Assuming an average sale price of $38.50 a share, net proceeds of the sale of common stock, was expected to be about $268.1 million after deducting underwriting discounts and estimated offering expenses. These proceeds will be used to redeem a portion of the company’s 12% Second Mortgage Notes due 2010. The remainder will be applied to costs of the $2.4 billion hotel/casino/resort that is expected to anchor future development in the northern end of the Las Vegas Strip.

The company added that some of the net proceeds may be used to finance the proposed development in Macau or possibly to finance potential future acquisitions.

In a separate announcement last week, Wynn Resorts Limited said it had expanded its board of directors with the appointment of Kiril Sokoloff. The board now has 11 members.

Sokoloff, an author and a recognized expert in the area of investment in the Hong Kong/China area, is president of 13D Research Inc., an independent financial research firm.

Negative votes

Caesars Entertainment Inc. (CZR) hopes of constructing a casino complex in the Twin Cities’ Mall of America area may have been dashed last week with a Minnesota House Tax Committee’s rejection of a pair of casino bills.
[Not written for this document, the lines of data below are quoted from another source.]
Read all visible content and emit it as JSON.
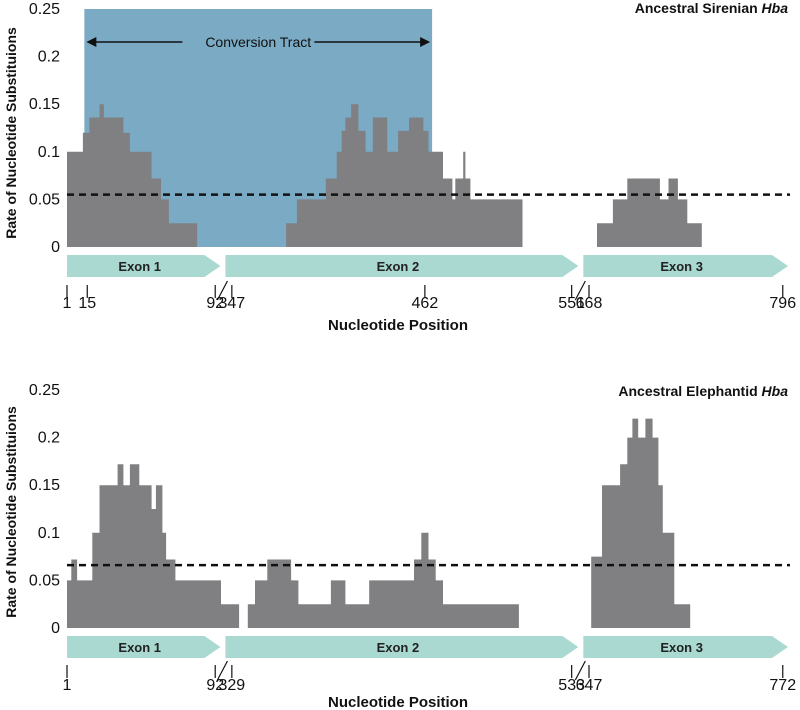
{
  "chart_data": [
    {
      "type": "area",
      "title": "Ancestral Sirenian",
      "title_italic": "Hba",
      "ylabel": "Rate of Nucleotide Substituions",
      "xlabel": "Nucleotide Position",
      "ylim": [
        0,
        0.25
      ],
      "yticks": [
        0,
        0.05,
        0.1,
        0.15,
        0.2,
        0.25
      ],
      "ytick_labels": [
        "0",
        "0.05",
        "0.1",
        "0.15",
        "0.2",
        "0.25"
      ],
      "threshold": 0.055,
      "conversion_tract": {
        "label": "Conversion Tract",
        "x_start": 0.024,
        "x_end": 0.505
      },
      "exons": [
        {
          "label": "Exon 1",
          "x_start": 0.0,
          "x_end": 0.215
        },
        {
          "label": "Exon 2",
          "x_start": 0.215,
          "x_end": 0.71
        },
        {
          "label": "Exon 3",
          "x_start": 0.71,
          "x_end": 1.0
        }
      ],
      "position_ticks": [
        {
          "label": "1",
          "x": 0.0
        },
        {
          "label": "15",
          "x": 0.028
        },
        {
          "label": "92",
          "x": 0.205
        },
        {
          "label": "347",
          "x": 0.228
        },
        {
          "label": "462",
          "x": 0.495
        },
        {
          "label": "551",
          "x": 0.698
        },
        {
          "label": "668",
          "x": 0.722
        },
        {
          "label": "796",
          "x": 0.99
        }
      ],
      "axis_breaks": [
        0.215,
        0.71
      ],
      "segments": [
        {
          "x": [
            0.0,
            0.022,
            0.022,
            0.031,
            0.031,
            0.045,
            0.045,
            0.051,
            0.051,
            0.078,
            0.078,
            0.087,
            0.087,
            0.117,
            0.117,
            0.13,
            0.13,
            0.141,
            0.141,
            0.18,
            0.18,
            0.183
          ],
          "y": [
            0.1,
            0.1,
            0.12,
            0.12,
            0.136,
            0.136,
            0.15,
            0.15,
            0.136,
            0.136,
            0.12,
            0.12,
            0.1,
            0.1,
            0.072,
            0.072,
            0.05,
            0.05,
            0.025,
            0.025,
            0,
            0
          ]
        },
        {
          "x": [
            0.29,
            0.303,
            0.303,
            0.318,
            0.318,
            0.358,
            0.358,
            0.373,
            0.373,
            0.38,
            0.38,
            0.385,
            0.385,
            0.393,
            0.393,
            0.403,
            0.403,
            0.413,
            0.413,
            0.423,
            0.423,
            0.443,
            0.443,
            0.458,
            0.458,
            0.473,
            0.473,
            0.493,
            0.493,
            0.5,
            0.5,
            0.52,
            0.52,
            0.533,
            0.533,
            0.537,
            0.537,
            0.548,
            0.548,
            0.551,
            0.551,
            0.558,
            0.558,
            0.63,
            0.63,
            0.641
          ],
          "y": [
            0,
            0,
            0.025,
            0.025,
            0.05,
            0.05,
            0.072,
            0.072,
            0.1,
            0.1,
            0.122,
            0.122,
            0.136,
            0.136,
            0.15,
            0.15,
            0.122,
            0.122,
            0.1,
            0.1,
            0.136,
            0.136,
            0.1,
            0.1,
            0.122,
            0.122,
            0.136,
            0.136,
            0.122,
            0.122,
            0.1,
            0.1,
            0.072,
            0.072,
            0.05,
            0.05,
            0.072,
            0.072,
            0.1,
            0.1,
            0.072,
            0.072,
            0.05,
            0.05,
            0,
            0
          ]
        },
        {
          "x": [
            0.727,
            0.733,
            0.733,
            0.755,
            0.755,
            0.775,
            0.775,
            0.82,
            0.82,
            0.832,
            0.832,
            0.845,
            0.845,
            0.858,
            0.858,
            0.878,
            0.878,
            0.892
          ],
          "y": [
            0,
            0,
            0.025,
            0.025,
            0.05,
            0.05,
            0.072,
            0.072,
            0.05,
            0.05,
            0.072,
            0.072,
            0.05,
            0.05,
            0.025,
            0.025,
            0,
            0
          ]
        }
      ]
    },
    {
      "type": "area",
      "title": "Ancestral Elephantid",
      "title_italic": "Hba",
      "ylabel": "Rate of Nucleotide Substituions",
      "xlabel": "Nucleotide Position",
      "ylim": [
        0,
        0.25
      ],
      "yticks": [
        0,
        0.05,
        0.1,
        0.15,
        0.2,
        0.25
      ],
      "ytick_labels": [
        "0",
        "0.05",
        "0.1",
        "0.15",
        "0.2",
        "0.25"
      ],
      "threshold": 0.066,
      "exons": [
        {
          "label": "Exon 1",
          "x_start": 0.0,
          "x_end": 0.215
        },
        {
          "label": "Exon 2",
          "x_start": 0.215,
          "x_end": 0.71
        },
        {
          "label": "Exon 3",
          "x_start": 0.71,
          "x_end": 1.0
        }
      ],
      "position_ticks": [
        {
          "label": "1",
          "x": 0.0
        },
        {
          "label": "92",
          "x": 0.205
        },
        {
          "label": "329",
          "x": 0.228
        },
        {
          "label": "533",
          "x": 0.698
        },
        {
          "label": "647",
          "x": 0.722
        },
        {
          "label": "772",
          "x": 0.99
        }
      ],
      "axis_breaks": [
        0.215,
        0.71
      ],
      "segments": [
        {
          "x": [
            0.0,
            0.006,
            0.006,
            0.014,
            0.014,
            0.035,
            0.035,
            0.045,
            0.045,
            0.07,
            0.07,
            0.078,
            0.078,
            0.087,
            0.087,
            0.1,
            0.1,
            0.117,
            0.117,
            0.123,
            0.123,
            0.132,
            0.132,
            0.137,
            0.137,
            0.15,
            0.15,
            0.16,
            0.16,
            0.17,
            0.17,
            0.213,
            0.213,
            0.238,
            0.238,
            0.25,
            0.25,
            0.26,
            0.26,
            0.277,
            0.277,
            0.31,
            0.31,
            0.32,
            0.32,
            0.365,
            0.365,
            0.385,
            0.385,
            0.402,
            0.402,
            0.408,
            0.408,
            0.41,
            0.41,
            0.412,
            0.412,
            0.418,
            0.418,
            0.48,
            0.48,
            0.49,
            0.49,
            0.5,
            0.5,
            0.51,
            0.51,
            0.52,
            0.52,
            0.55,
            0.55,
            0.565,
            0.565,
            0.585,
            0.585,
            0.625,
            0.625,
            0.638
          ],
          "y": [
            0.05,
            0.05,
            0.072,
            0.072,
            0.05,
            0.05,
            0.1,
            0.1,
            0.15,
            0.15,
            0.172,
            0.172,
            0.15,
            0.15,
            0.172,
            0.172,
            0.15,
            0.15,
            0.125,
            0.125,
            0.15,
            0.15,
            0.1,
            0.1,
            0.072,
            0.072,
            0.05,
            0.05,
            0.05,
            0.05,
            0.05,
            0.05,
            0.025,
            0.025,
            0,
            0,
            0.025,
            0.025,
            0.05,
            0.05,
            0.072,
            0.072,
            0.05,
            0.05,
            0.025,
            0.025,
            0.05,
            0.05,
            0.025,
            0.025,
            0.025,
            0.025,
            0.025,
            0.025,
            0.025,
            0.025,
            0.025,
            0.025,
            0.05,
            0.05,
            0.072,
            0.072,
            0.1,
            0.1,
            0.072,
            0.072,
            0.05,
            0.05,
            0.025,
            0.025,
            0.025,
            0.025,
            0.025,
            0.025,
            0.025,
            0.025,
            0,
            0
          ]
        },
        {
          "x": [
            0.71,
            0.725,
            0.725,
            0.74,
            0.74,
            0.765,
            0.765,
            0.775,
            0.775,
            0.782,
            0.782,
            0.79,
            0.79,
            0.8,
            0.8,
            0.81,
            0.81,
            0.818,
            0.818,
            0.824,
            0.824,
            0.84,
            0.84,
            0.862,
            0.862,
            0.872
          ],
          "y": [
            0,
            0,
            0.075,
            0.075,
            0.15,
            0.15,
            0.172,
            0.172,
            0.2,
            0.2,
            0.22,
            0.22,
            0.2,
            0.2,
            0.22,
            0.22,
            0.2,
            0.2,
            0.15,
            0.15,
            0.1,
            0.1,
            0.025,
            0.025,
            0,
            0
          ]
        }
      ]
    }
  ]
}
The first bill before the committee was a project proposed by the Red Lake and White Earth Indian tribes for a casino just north of St. Paul. The plan was rejected 13-9. A second plan for a casino in the Twin Cities area to pay for three stadiums never received a vote.

Democratic lawmakers have opposed the expansion of gambling in the state while many Republicans believe that if a casino is approved it should be privately operated.

Further casino discussion is expected in the state senate this week but only a proposal to permit Canterbury Race Track to increase the number of tables at its card club is given any chance of approval.

THE INSIDER: Feeling the impact of Indian casino competition, the California Lottery is seeking support for reorganization legislation that would include higher prize money and the use of Nevada-style gambling themes such as roulette, dice, baccarat, blackjack and draw poker.

Shuffle Master Inc. (SHFL) says its board of directors has authorized the repurchase of up to $30 million of its common stock in the open market.

Caesars Entertainment Inc. (CZR) will take an $8 million charge because of a court ruling involving the deductibility of state gaming taxes.

Harrah’s Entertainment Inc. (HET) disclosed last week that it paid $39.7 million for the rights for the World Series of Poker and the rights to the Horseshoe brand name in Nevada.

Churchill Downs Inc. (CHDN) said it will revise its financial statements to account for reclassified "host fee" expenses. The revisions are not expected to impact the company’s gross profit.

Isle of Capri Casinos Inc. (ISLE) said it has appointed Bob Fiore and Nancy Donovan as regional vice presidents.